In jenem ersten Geständnis, abgelegt gut drei Wochen nach der Tat und später widerrufen, hatte der heute 46-Jährige den rechtsextrem motivierten Mord an dem Kasseler Regierungspräsidenten offen eingeräumt: Als Einzeltäter habe er gehandelt, getrieben von fast krankhaftem Hass auf die liberale Flüchtlingspolitik, für die sich der CDU-Politiker stark gemacht hatte. Am Dienstag nun nahm das Gericht in Augenschein, was E. bei einer zweiten Videovernehmung im Januar dem Ermittlungsrichter des Bundesgerichtshofs erzählte. Schnell ist klar: Nicht nur, was der Kasseler Rechtsextreme sagt, sondern auch wie er das tut, könnte sich zwischen beiden Versionen kaum stärker unterscheiden.

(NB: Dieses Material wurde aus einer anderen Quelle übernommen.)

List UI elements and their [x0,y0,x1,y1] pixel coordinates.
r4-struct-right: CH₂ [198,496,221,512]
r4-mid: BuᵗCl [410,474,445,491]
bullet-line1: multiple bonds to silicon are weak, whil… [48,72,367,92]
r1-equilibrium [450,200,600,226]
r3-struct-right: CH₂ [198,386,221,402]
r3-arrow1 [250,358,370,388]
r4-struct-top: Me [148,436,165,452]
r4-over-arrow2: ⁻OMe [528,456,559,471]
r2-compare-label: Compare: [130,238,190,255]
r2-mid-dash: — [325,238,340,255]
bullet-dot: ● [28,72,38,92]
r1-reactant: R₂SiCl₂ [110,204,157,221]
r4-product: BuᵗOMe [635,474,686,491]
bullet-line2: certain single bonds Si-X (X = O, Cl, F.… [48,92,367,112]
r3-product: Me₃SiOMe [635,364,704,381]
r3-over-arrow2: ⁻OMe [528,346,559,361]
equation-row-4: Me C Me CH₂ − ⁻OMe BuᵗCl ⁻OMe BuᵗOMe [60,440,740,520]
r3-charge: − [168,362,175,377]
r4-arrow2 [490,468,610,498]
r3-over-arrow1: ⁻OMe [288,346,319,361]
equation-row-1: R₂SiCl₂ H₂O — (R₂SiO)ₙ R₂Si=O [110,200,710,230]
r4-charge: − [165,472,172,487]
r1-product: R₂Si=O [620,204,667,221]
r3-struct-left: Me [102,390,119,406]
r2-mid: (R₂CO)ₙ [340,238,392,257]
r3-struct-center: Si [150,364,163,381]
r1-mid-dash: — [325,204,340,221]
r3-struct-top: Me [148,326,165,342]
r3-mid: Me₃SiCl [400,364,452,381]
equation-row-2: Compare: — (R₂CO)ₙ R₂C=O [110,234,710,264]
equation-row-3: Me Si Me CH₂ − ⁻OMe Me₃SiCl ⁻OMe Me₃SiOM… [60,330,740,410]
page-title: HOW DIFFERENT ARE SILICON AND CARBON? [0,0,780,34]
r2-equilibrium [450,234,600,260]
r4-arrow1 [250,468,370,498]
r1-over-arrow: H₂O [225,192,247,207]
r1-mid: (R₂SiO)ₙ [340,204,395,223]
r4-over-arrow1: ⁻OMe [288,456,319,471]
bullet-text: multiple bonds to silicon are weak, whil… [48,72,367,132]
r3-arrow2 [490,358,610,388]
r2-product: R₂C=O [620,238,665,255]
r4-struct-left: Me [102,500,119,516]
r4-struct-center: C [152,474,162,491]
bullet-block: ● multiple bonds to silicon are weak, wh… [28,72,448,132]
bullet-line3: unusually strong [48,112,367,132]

Angeklagter belastet Komplizen Markus H. schwer
Das betrifft vor allem die Rolle seines Freundes und Neonazi-Kameraden Markus H., der jetzt wegen Beihilfe zum Mord mitangeklagt ist: Die Bundesanwaltschaft wirft dem 44-Jährigen vor, Stephan E. durch gemeinsame Schießübungen und Demonstrationsbesuche in seinem Tatentschluss bestärkt zu haben – ohne allerdings in den konkreten Mordplan eingeweiht gewesen zu sein. So ähnlich hatte es E. auch in seinem ursprünglichen Geständnis dargestellt. In seinem zweiten dagegen macht er Markus H. zum Mittäter, der den Anschlag auf Walter Lübcke von Anfang an mitgeplant habe, der in der Tatnacht dabei gewesen sei – und der den tödlichen Schuss abgegeben habe. Allerdings nur aus Versehen.
„Einschüchtern“ wollen hätten sie den Kasseler Regierungspräsidenten, sagt E. in dieser richterlichen Vernehmung. Von einem „Denkzettel“ spricht er, von einer „Bestrafung“. Gemeinsam hätten sie sich das überlegt, gemeinsam seien sie mehrfach zu Lübckes Haus nach Wolfhagen-Istha gefahren, gemeinsam hätten sie die Dorfkirmes im Juni für ihre Aktion auserkoren, gemeinsam hätten sie sein Auto dafür mit falschen Kennzeichen versehen. Doch an Mord hätten sie nicht gedacht. „Ich habe mich dazu bereit erklärt, ihn zu schlagen. Markus wollte ihn mit der Waffe bedrohen“, erklärt er, „Das war der grobe Plan.“ Gleichwohl unmaskiert seien sie dem auf seiner Terrasse sitzenden 65-Jährigen gegenübergetreten, hätten ihn beschimpft. Und dann habe sich, als Lübcke aufgestanden und Markus H. deshalb ein paar Schritte zurückgewichen sei, der Schuss gelöst. Unabsichtlich. Ein Unfall.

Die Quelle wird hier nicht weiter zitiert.